También resulta obligatoria la mención de esa que Requeni consideraba la mejor novela de Arias -"El gran cobarde" (1956), perfecta expresión de una problemática universal, de corte existencial por no decir existencialista, que bucea en los estratos más profundos de la mente humana.
Ese buceo en la interioridad del hombre, en lo más oscuro y profundo de la condición humana alcanza su máxima expresión con “Minotauroamor” (1966). En esta novela pone de manifiesto su afición por lo helénico, que ya había aparecido en su narrativa desde el temprano cuento “Partenón” y de la que da testimonio, entre mucho otros ejemplos, su diario de viaje de 1967: “Grecia en los ojos y en las manos”. Además, lo mitológico aparece reiteradamente conformando el espesor simbólico de varios de sus textos.
En esta recreación del mito, Arias se adscribe claramente a un contexto epocal en el que prevalece la reflexión en torno al hombre con sus angustias, dudas y temores, que lucha denodadamente por salir del laberinto de su propia condición. No es inocente, entonces, la elección del relato que nos habla de un ser monstruoso, mitad hombre y mitad toro, encerrado para terror y escarnio de los hombres, en su laberinto cretense. Este mito, tan rico en connotaciones simbólicas, ha sido retomado por muchos y grandes escritores (dentro de la literatura argentina mencionemos nada más a tres: Borges, Cortázar y Denevi). Arias lo recrea, desde una visión personalísima y por medio de una estética también original, en cuanto a la construcción misma del texto novelesco, que alterna dos historias: una breve y contemporánea, la del remate de un toro en la Sociedad Rural y otra, extensa, remota y mítica, que tiene por protagonista a Asterio, el Minotauro, y también a Ícaro, a Dédalo, a Ariadna, a Teseo... figuras todas de resonancia mítica, junto con otros, como Agorácrito o Eglígida, creación del narrador.

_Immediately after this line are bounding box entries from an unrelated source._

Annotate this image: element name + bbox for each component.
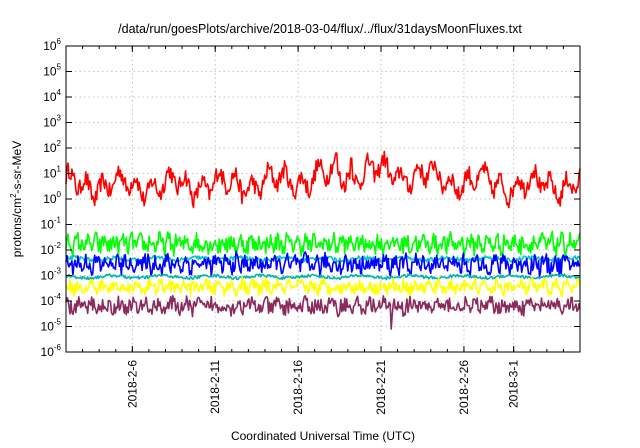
y-tick-label-exponent: -6 [54, 343, 62, 352]
y-tick-label-base: 10 [43, 116, 57, 130]
x-tick-label: 2018-2-6 [125, 360, 139, 408]
x-tick-label: 2018-2-21 [374, 360, 388, 415]
y-tick-label: 10-1 [41, 216, 62, 232]
x-tick-labels: 2018-2-6 2018-2-11 2018-2-16 2018-2-21 2018-… [125, 360, 520, 415]
series-line-4 [65, 250, 581, 278]
y-tick-label: 101 [43, 165, 61, 181]
y-tick-label-base: 10 [43, 141, 57, 155]
y-tick-label-base: 10 [43, 192, 57, 206]
y-tick-label: 100 [43, 190, 61, 206]
plot-frame [65, 45, 581, 353]
x-tick-label: 2018-2-26 [457, 360, 471, 415]
y-tick-label-base: 10 [43, 39, 57, 53]
y-tick-label: 10-2 [41, 241, 62, 257]
y-tick-label: 106 [43, 37, 61, 53]
y-axis-label-part2: -s-sr-MeV [10, 141, 24, 194]
x-tick-label: 2018-2-11 [208, 360, 222, 414]
y-tick-label-exponent: 2 [57, 139, 62, 148]
series-line-5 [65, 273, 581, 281]
y-tick-label-exponent: 4 [57, 88, 62, 97]
series-line-6 [65, 276, 581, 298]
y-tick-label-exponent: -5 [54, 318, 62, 327]
y-tick-label-exponent: -3 [54, 267, 62, 276]
y-axis-label: protons/cm2-s-sr-MeV [9, 141, 24, 257]
y-tick-label-base: 10 [41, 294, 55, 308]
y-tick-label-base: 10 [41, 345, 55, 359]
x-tick-label: 2018-3-1 [507, 360, 521, 408]
grid [66, 46, 580, 352]
y-tick-labels: 10-610-510-410-310-210-11001011021031041… [41, 37, 62, 359]
y-tick-label-exponent: -2 [54, 241, 62, 250]
y-tick-label: 10-4 [41, 292, 62, 308]
x-axis-label: Coordinated Universal Time (UTC) [231, 429, 415, 443]
y-tick-label-base: 10 [41, 320, 55, 334]
y-tick-label-base: 10 [43, 90, 57, 104]
y-tick-label-base: 10 [41, 218, 55, 232]
y-tick-label-base: 10 [41, 269, 55, 283]
y-tick-label-base: 10 [43, 167, 57, 181]
y-tick-label: 104 [43, 88, 61, 104]
chart-title: /data/run/goesPlots/archive/2018-03-04/f… [118, 22, 522, 36]
y-tick-label: 105 [43, 63, 61, 79]
y-tick-label: 10-3 [41, 267, 62, 283]
series-line-2 [65, 230, 581, 258]
y-tick-label: 10-6 [41, 343, 62, 359]
y-tick-label-exponent: -4 [54, 292, 62, 301]
series-group [65, 150, 581, 330]
y-axis-label-superscript: 2 [9, 193, 18, 198]
y-tick-label-exponent: 0 [57, 190, 62, 199]
y-tick-label-exponent: 5 [57, 63, 62, 72]
y-tick-label: 10-5 [41, 318, 62, 334]
x-tick-label: 2018-2-16 [291, 360, 305, 415]
y-tick-label: 102 [43, 139, 61, 155]
y-axis-label-part1: protons/cm [10, 198, 24, 257]
y-tick-label-exponent: 6 [57, 37, 62, 46]
y-tick-label-exponent: -1 [54, 216, 62, 225]
y-tick-label-exponent: 3 [57, 114, 62, 123]
series-line-7 [65, 294, 581, 330]
y-tick-label-base: 10 [41, 243, 55, 257]
y-tick-label: 103 [43, 114, 61, 130]
series-line-1 [65, 150, 581, 209]
y-tick-label-exponent: 1 [57, 165, 62, 174]
y-tick-label-base: 10 [43, 65, 57, 79]
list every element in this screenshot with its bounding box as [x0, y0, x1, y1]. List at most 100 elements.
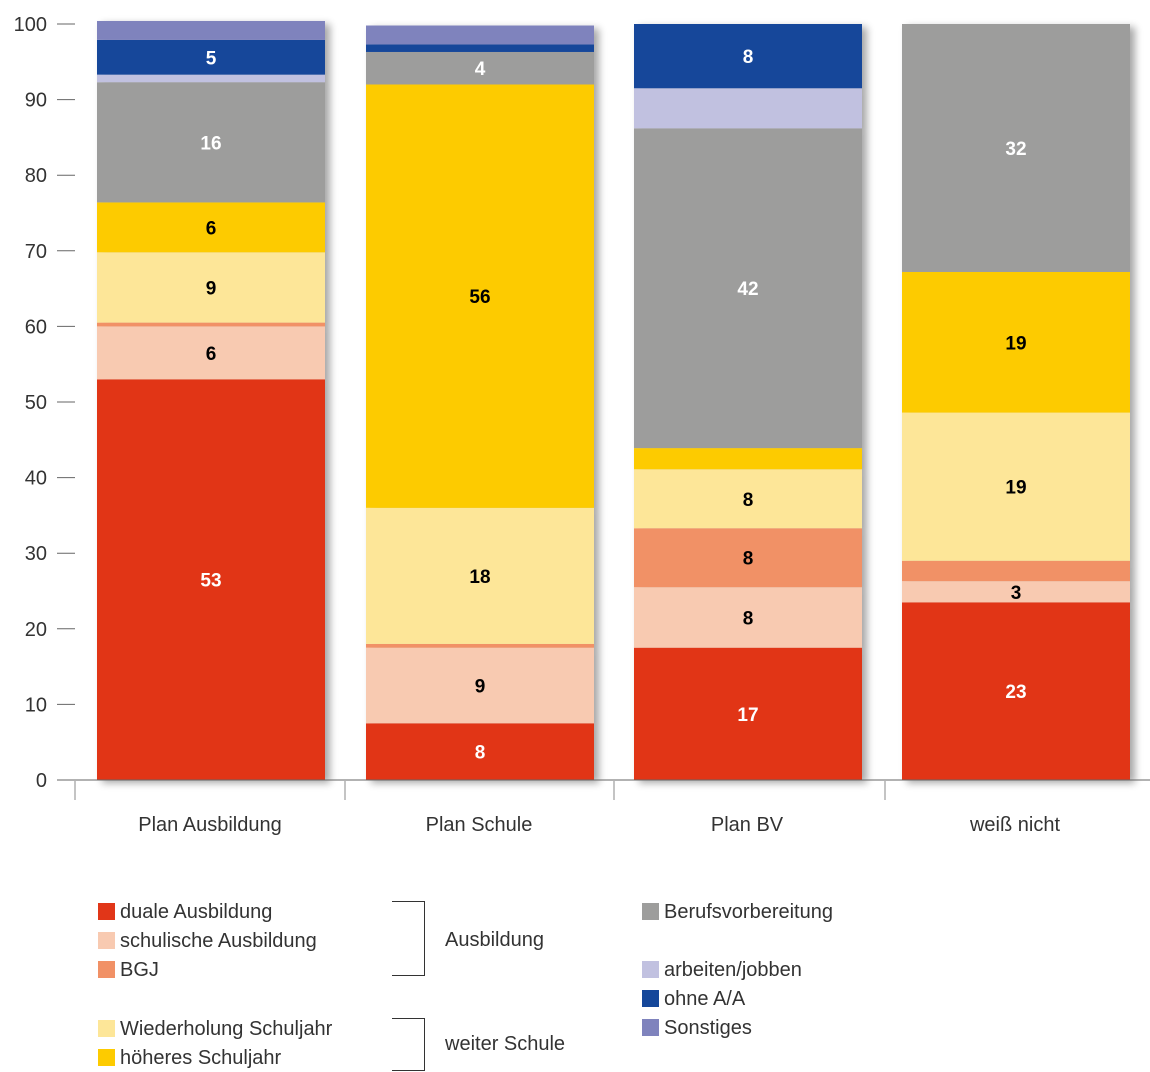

En tal sentido, el texto de Arias revierte el concepto de lo monstruoso transformándolo más bien en lo que es único en su género; vale decir, como categoría del ser cuya excepcionalidad lo hace tremendamente subyugante (ver al respecto el magnífico trabajo de Lorena Ivars: “El monstruo y el artista: un acercamiento a la poética de Abelardo Arias”, de2007). Así, el Minotauro deviene artista (al respecto, existe también un interesantísimo artículo de Dolly Sales, de 2005), parábola del hombre y del artista en la visión de Arias, ser a la vez vulnerable y poderoso, cabalmente humano.